Solid-state NMR investigation of fast sodium ion-conducting glass-ceramics: The system Na3+3x-yRE1-xPySi3-yO9 (RE = Sc, Y)

Glasses and glass-ceramics of composition Na3+3x-yRE1-xPySi3-yO9 were synthesized using RE = Sc and Y, x = 0.4, and y = 0.0 and 0.3 to obtain multiple-phase glass-ceramics containing the highly conducting Na5RESi4O12 (N5) phase. In addition, the two model compounds Na5ScSi4O12 and Na5InSi4O12 were synthesized. Samples were characterized at two distinct annealing stages using X-ray powder diffraction, electrical conductivity measurements, and multinuclear solid-state magic angle spinning (MAS) nuclear magnetic resonance (NMR) spectroscopy.
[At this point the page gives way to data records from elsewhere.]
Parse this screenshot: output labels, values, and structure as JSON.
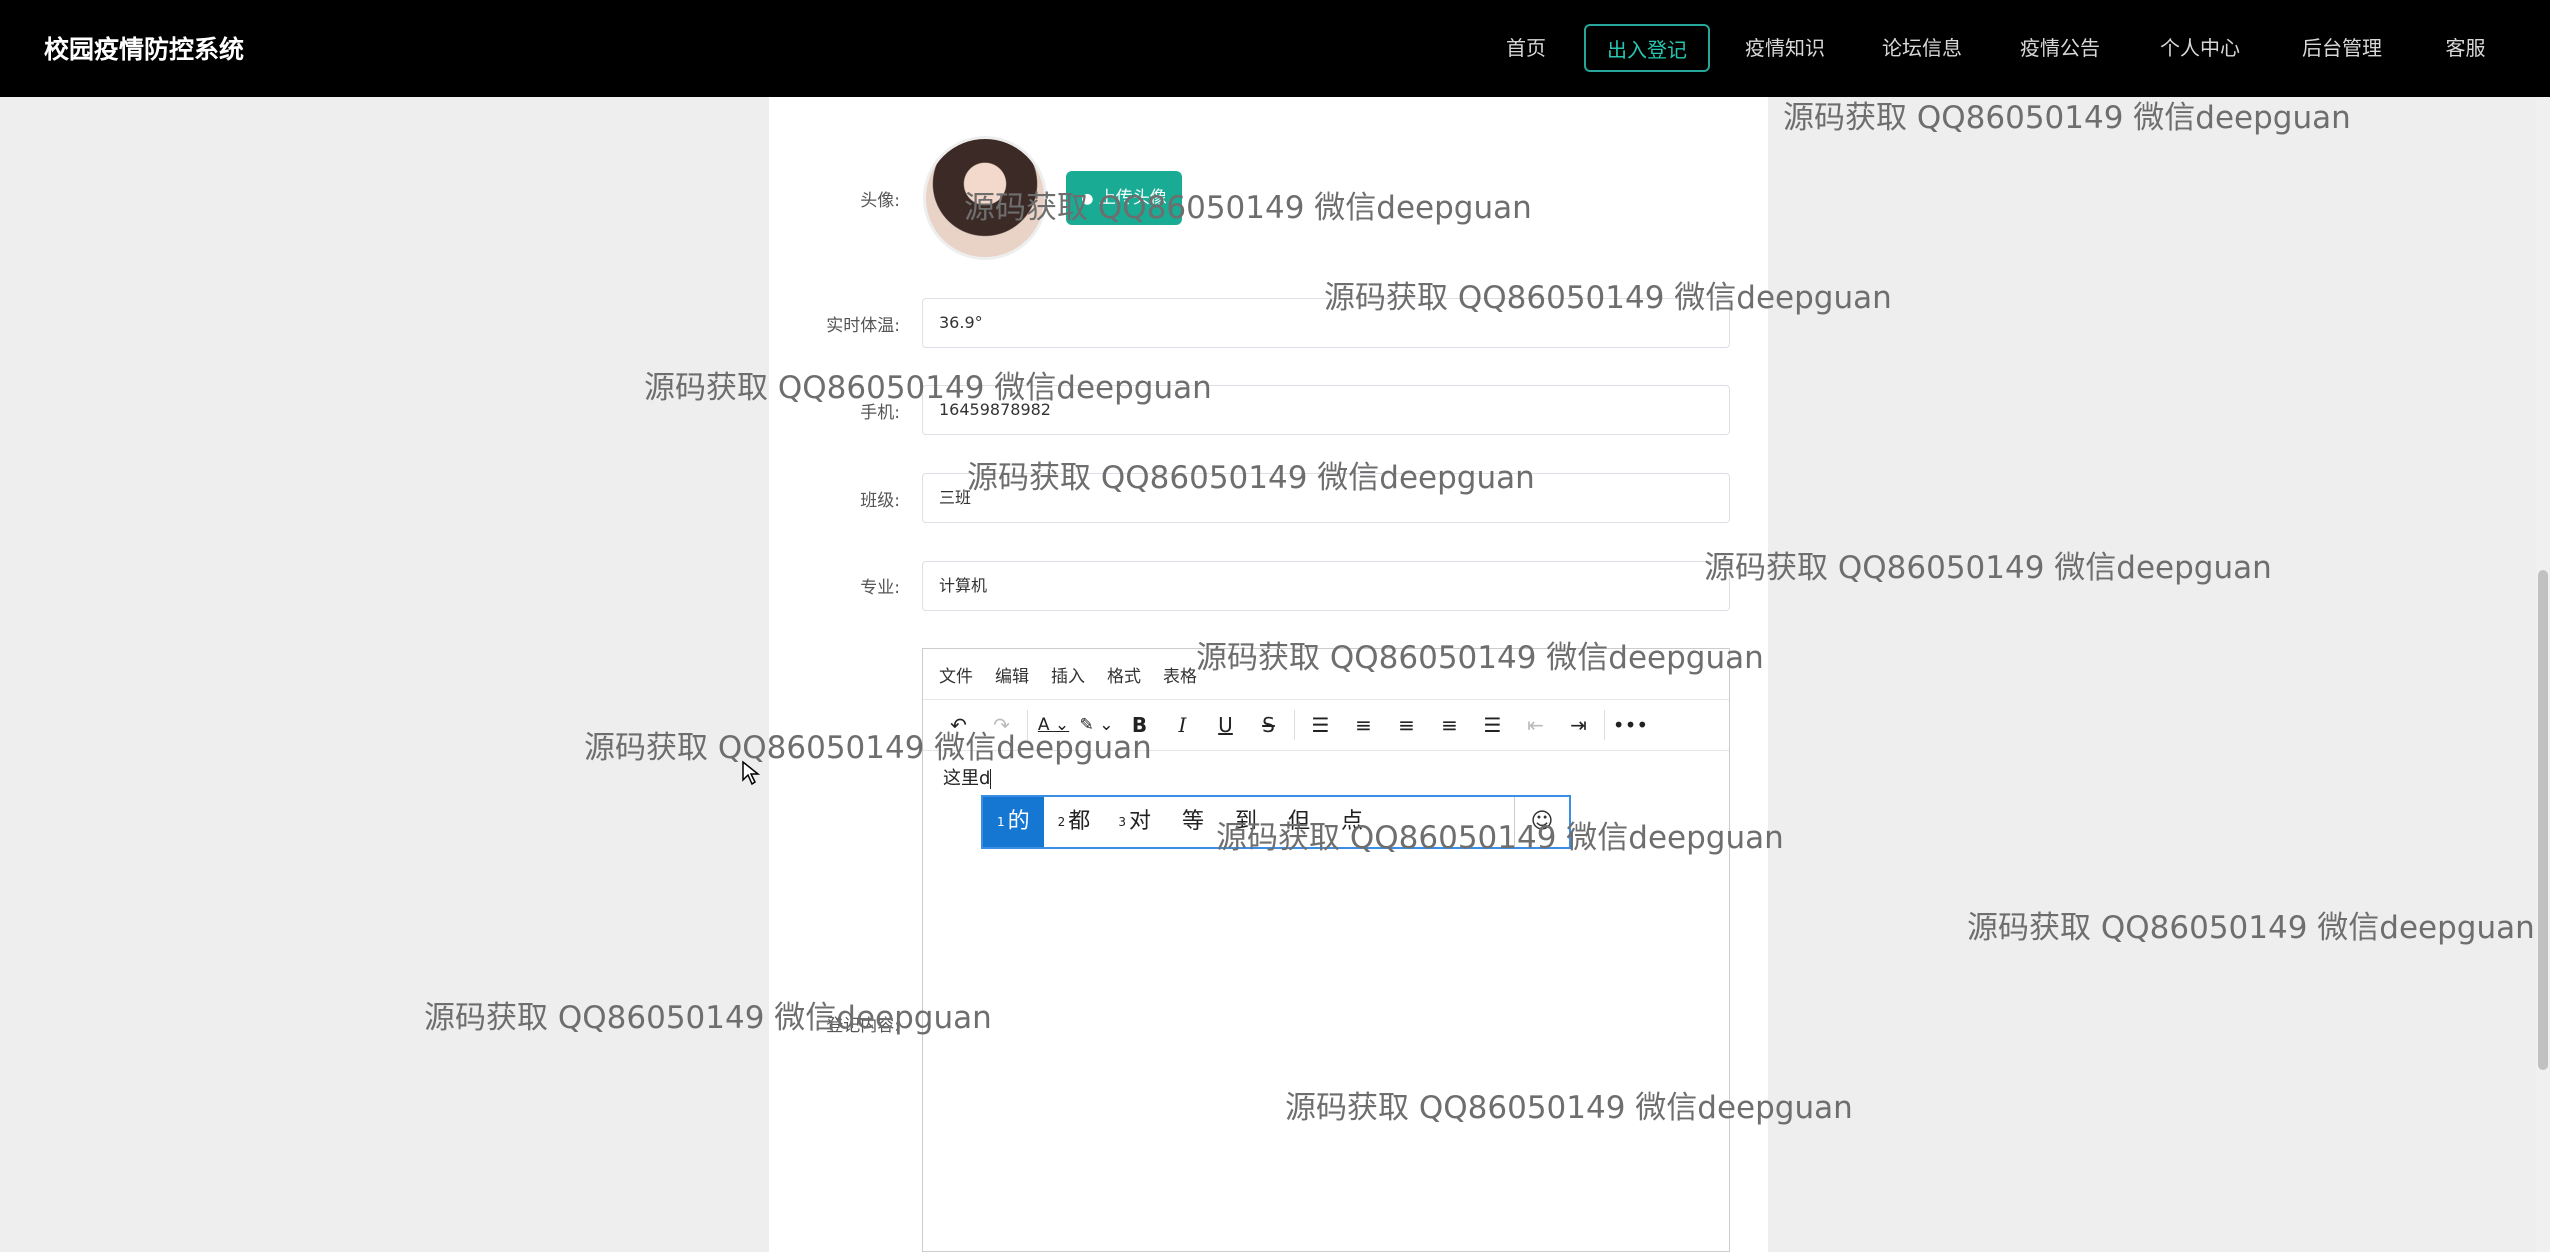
{
  "brand": "校园疫情防控系统",
  "nav": [
    {
      "label": "首页",
      "active": false
    },
    {
      "label": "出入登记",
      "active": true
    },
    {
      "label": "疫情知识",
      "active": false
    },
    {
      "label": "论坛信息",
      "active": false
    },
    {
      "label": "疫情公告",
      "active": false
    },
    {
      "label": "个人中心",
      "active": false
    },
    {
      "label": "后台管理",
      "active": false
    },
    {
      "label": "客服",
      "active": false
    }
  ],
  "form": {
    "avatar_label": "头像:",
    "upload_label": "上传头像",
    "temperature_label": "实时体温:",
    "temperature_value": "36.9°",
    "phone_label": "手机:",
    "phone_value": "16459878982",
    "class_label": "班级:",
    "class_value": "三班",
    "major_label": "专业:",
    "major_value": "计算机",
    "content_label": "登记内容:"
  },
  "editor": {
    "menus": [
      "文件",
      "编辑",
      "插入",
      "格式",
      "表格"
    ],
    "content_text": "这里d"
  },
  "ime": {
    "candidates": [
      {
        "index": "1",
        "text": "的"
      },
      {
        "index": "2",
        "text": "都"
      },
      {
        "index": "3",
        "text": "对"
      },
      {
        "index": "",
        "text": "等"
      },
      {
        "index": "",
        "text": "到"
      },
      {
        "index": "",
        "text": "但"
      },
      {
        "index": "",
        "text": "点"
      }
    ],
    "emoji_icon": "smile-icon"
  },
  "watermark": "源码获取 QQ86050149 微信deepguan",
  "colors": {
    "accent": "#26a69a",
    "navbar": "#000000",
    "ime_selected": "#1677d2"
  }
}
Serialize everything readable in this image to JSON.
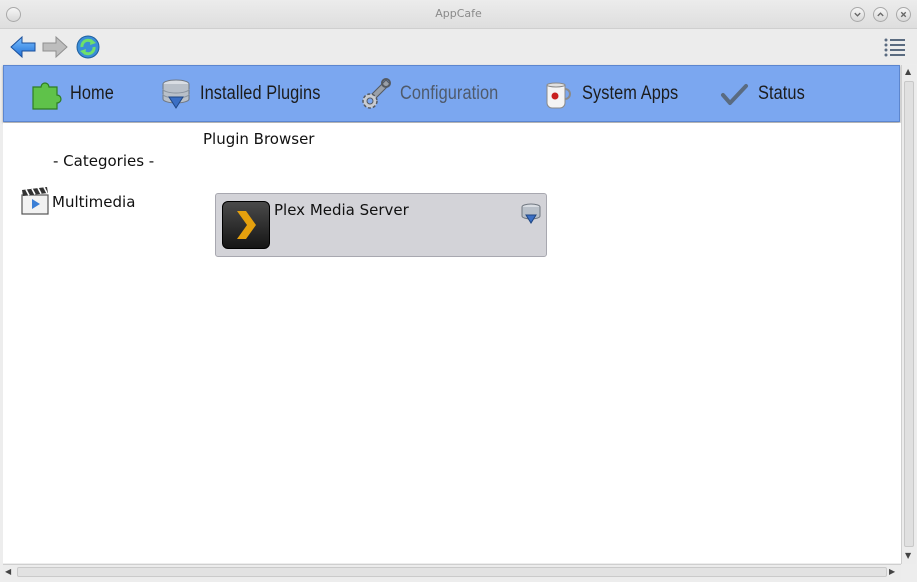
{
  "window": {
    "title": "AppCafe"
  },
  "toolbar": {
    "back": "back-arrow-icon",
    "forward": "forward-arrow-icon",
    "refresh": "refresh-icon",
    "menu": "hamburger-menu-icon"
  },
  "tabs": [
    {
      "label": "Home",
      "icon": "puzzle-piece-icon",
      "active": false
    },
    {
      "label": "Installed Plugins",
      "icon": "installed-drive-icon",
      "active": false
    },
    {
      "label": "Configuration",
      "icon": "wrench-gear-icon",
      "active": true
    },
    {
      "label": "System Apps",
      "icon": "coffee-cup-icon",
      "active": false
    },
    {
      "label": "Status",
      "icon": "checkmark-icon",
      "active": false
    }
  ],
  "sidebar": {
    "header": "- Categories -",
    "items": [
      {
        "label": "Multimedia",
        "icon": "clapperboard-icon"
      }
    ]
  },
  "browser": {
    "title": "Plugin Browser",
    "plugins": [
      {
        "name": "Plex Media Server",
        "icon": "plex-logo-icon",
        "status_icon": "installed-drive-icon"
      }
    ]
  },
  "colors": {
    "tabbar": "#7ba7f0",
    "card": "#d3d3d8",
    "plex_accent": "#e5a00d"
  }
}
The N5 phase is dominantly formed for Sc-containing glass-ceramics (both with y = 0.0 and 0.3) at crystallization temperatures above 900 degrees C. For the other glass-ceramics, the crystallized phases were dominantly Na3RESi2O7 (N3), RE = Sc and Y, and Na9YSi6O18 (N9) phases. Si-29 MAS-NMR peak assignments were done with the aid of Si-29{Sc-45} rotational echo adiabatic passage double resonance (REAPDOR) experiments. Si-29 and Na-23 MAS-NMR spectra reveal complex phase compositions and local environment distributions, which could be largely assigned based on known semiempirical chemical shift correlations with average Si-O and Na-O bond distances. P-31 MAS and P-31{Sc-45} REAPDOR NMR results suggest the presence of orthophosphate groups, arguing against the literature model of isostructural substitution of silicon by phosphorus in the N5 phase. (AU)